United States-based Freightos marketplace data propose that among U.S. importers, Coronavirus has deepened a trend that was started by the US-China trade war.
Importers are more and more looking for regional suppliers other than China. The share of pursuits for countries other than China has amounted to more than 17% so far in March 2020, up from less than 8% a year ago.
The Coronavirus has pushed US importers to non-Chinese Asian sources for their products. The situation in China is still bleak due to the COVID-19 virus outbreak.
According to Eytan Buchman, Chief Marketing Officer of Freightos, “Various provinces and cities in China have prolonged the (Chinese New Year holiday) shutdown, some even until March 1.”
“Highway and transportation closures, and mandatory 14-day quarantines for people returning home from strongly affected areas, mean that even in places no longer shut down, the return to normal at factories and ports will be slow,” Buchman added.

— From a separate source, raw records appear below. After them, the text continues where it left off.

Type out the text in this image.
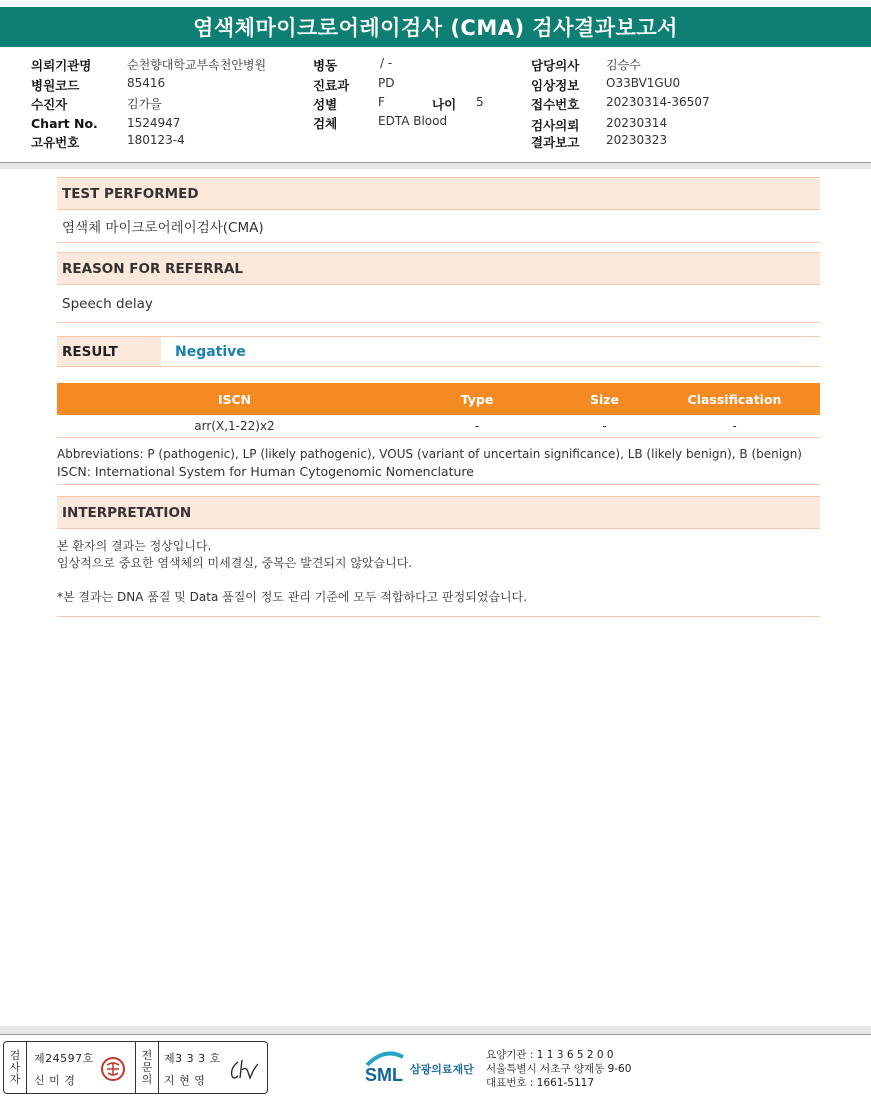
염색체마이크로어레이검사 (CMA) 검사결과보고서
의뢰기관명	순천향대학교부속천안병원
병원코드	85416
수진자	김가을
Chart No. 1524947
고유번호	180123-4
병동	/ -
진료과 PD
성별	F	나이 5
검체	EDTA Blood
담당의사 김승수
임상정보 O33BV1GU0
접수번호 20230314-36507
검사의뢰 20230314
결과보고 20230323
TEST PERFORMED
염색체 마이크로어레이검사(CMA)
REASON FOR REFERRAL
Speech delay
RESULT	Negative
ISCN	Type	Size	Classification
arr(X,1-22)x2	-	-	-
Abbreviations: P (pathogenic), LP (likely pathogenic), VOUS (variant of uncertain significance), LB (likely benign), B (benign)
ISCN: International System for Human Cytogenomic Nomenclature
INTERPRETATION

본 환자의 결과는 정상입니다.

임상적으로 중요한 염색체의 미세결실, 중복은 발견되지 않았습니다.

*본 결과는 DNA 품질 및 Data 품질이 정도 관리 기준에 모두 적합하다고 판정되었습니다.

검
사
자
제24597호
신 미 경
전
문
의
제3 3 3 호
지 현 영	SML 삼광의료재단
요양기관 : 1 1 3 6 5 2 0 0
서울특별시 서초구 양재동 9-60
대표번호 : 1661-5117
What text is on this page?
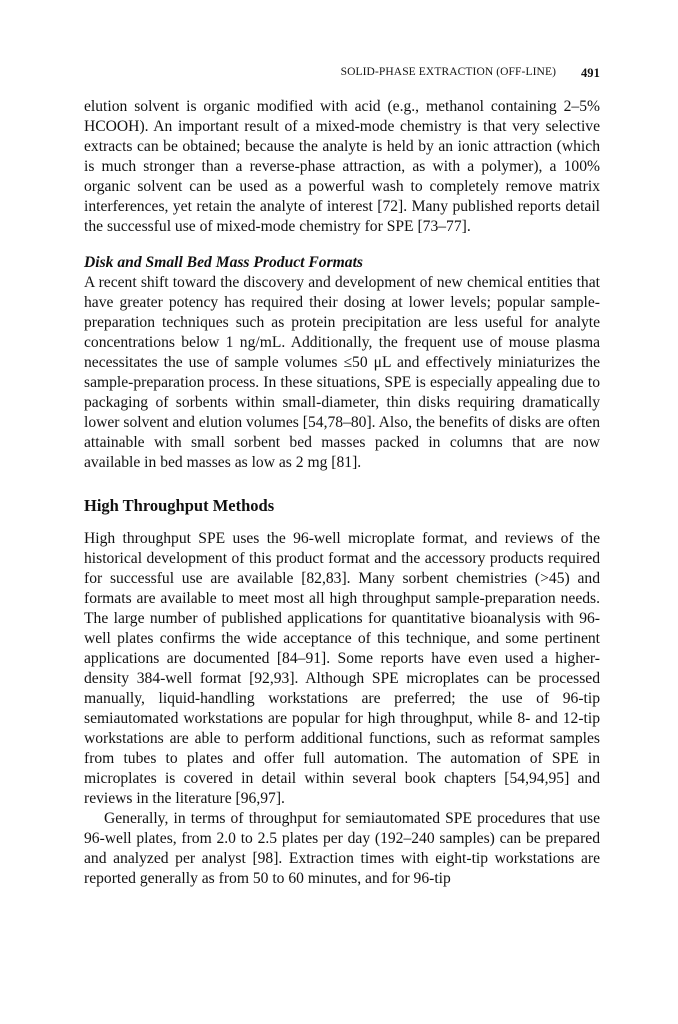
SOLID-PHASE EXTRACTION (OFF-LINE) 491

elution solvent is organic modified with acid (e.g., methanol containing 2–5% HCOOH). An important result of a mixed-mode chemistry is that very selective extracts can be obtained; because the analyte is held by an ionic attraction (which is much stronger than a reverse-phase attraction, as with a polymer), a 100% organic solvent can be used as a powerful wash to completely remove matrix interferences, yet retain the analyte of interest [72]. Many published reports detail the successful use of mixed-mode chemistry for SPE [73–77].

Disk and Small Bed Mass Product Formats

A recent shift toward the discovery and development of new chemical entities that have greater potency has required their dosing at lower levels; popular sample-preparation techniques such as protein precipitation are less useful for analyte concentrations below 1 ng/mL. Additionally, the frequent use of mouse plasma necessitates the use of sample volumes ≤50 μL and effectively miniaturizes the sample-preparation process. In these situations, SPE is especially appealing due to packaging of sorbents within small-diameter, thin disks requiring dramatically lower solvent and elution volumes [54,78–80]. Also, the benefits of disks are often attainable with small sorbent bed masses packed in columns that are now available in bed masses as low as 2 mg [81].

High Throughput Methods

High throughput SPE uses the 96-well microplate format, and reviews of the historical development of this product format and the accessory products required for successful use are available [82,83]. Many sorbent chemistries (>45) and formats are available to meet most all high throughput sample-preparation needs. The large number of published applications for quantitative bioanalysis with 96-well plates confirms the wide acceptance of this technique, and some pertinent applications are documented [84–91]. Some reports have even used a higher-density 384-well format [92,93]. Although SPE microplates can be processed manually, liquid-handling workstations are preferred; the use of 96-tip semiautomated workstations are popular for high throughput, while 8- and 12-tip workstations are able to perform additional functions, such as reformat samples from tubes to plates and offer full automation. The automation of SPE in microplates is covered in detail within several book chapters [54,94,95] and reviews in the literature [96,97].

Generally, in terms of throughput for semiautomated SPE procedures that use 96-well plates, from 2.0 to 2.5 plates per day (192–240 samples) can be prepared and analyzed per analyst [98]. Extraction times with eight-tip workstations are reported generally as from 50 to 60 minutes, and for 96-tip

In terms of rates, with nominal manufacturing and cargo to ship, demand has dipped below what was predicted for post-Chinese New Year.
Buchman noted that Chinese-U.S. rates have so far remained unchanged from their pre-holiday and pre-outbreak levels.
The share of searches for countries other than China has climbed to more than 17% so far this month, up from less than 8% a year ago.
He believes China-U.S. rates “may start to fall … in the short term as the shutdown drags on,” but when “production does pick up in full force — possibly not until mid-March — the spiking demand and reduced number of ships in the region will push freight prices up.”
Freightos provides an index (SONAR: FBDXD.CNAW) that tracks the daily change in the price to ship a forty-foot equivalent unit (FEU) container from China to West Coast ports such as Los Angeles and Long Beach.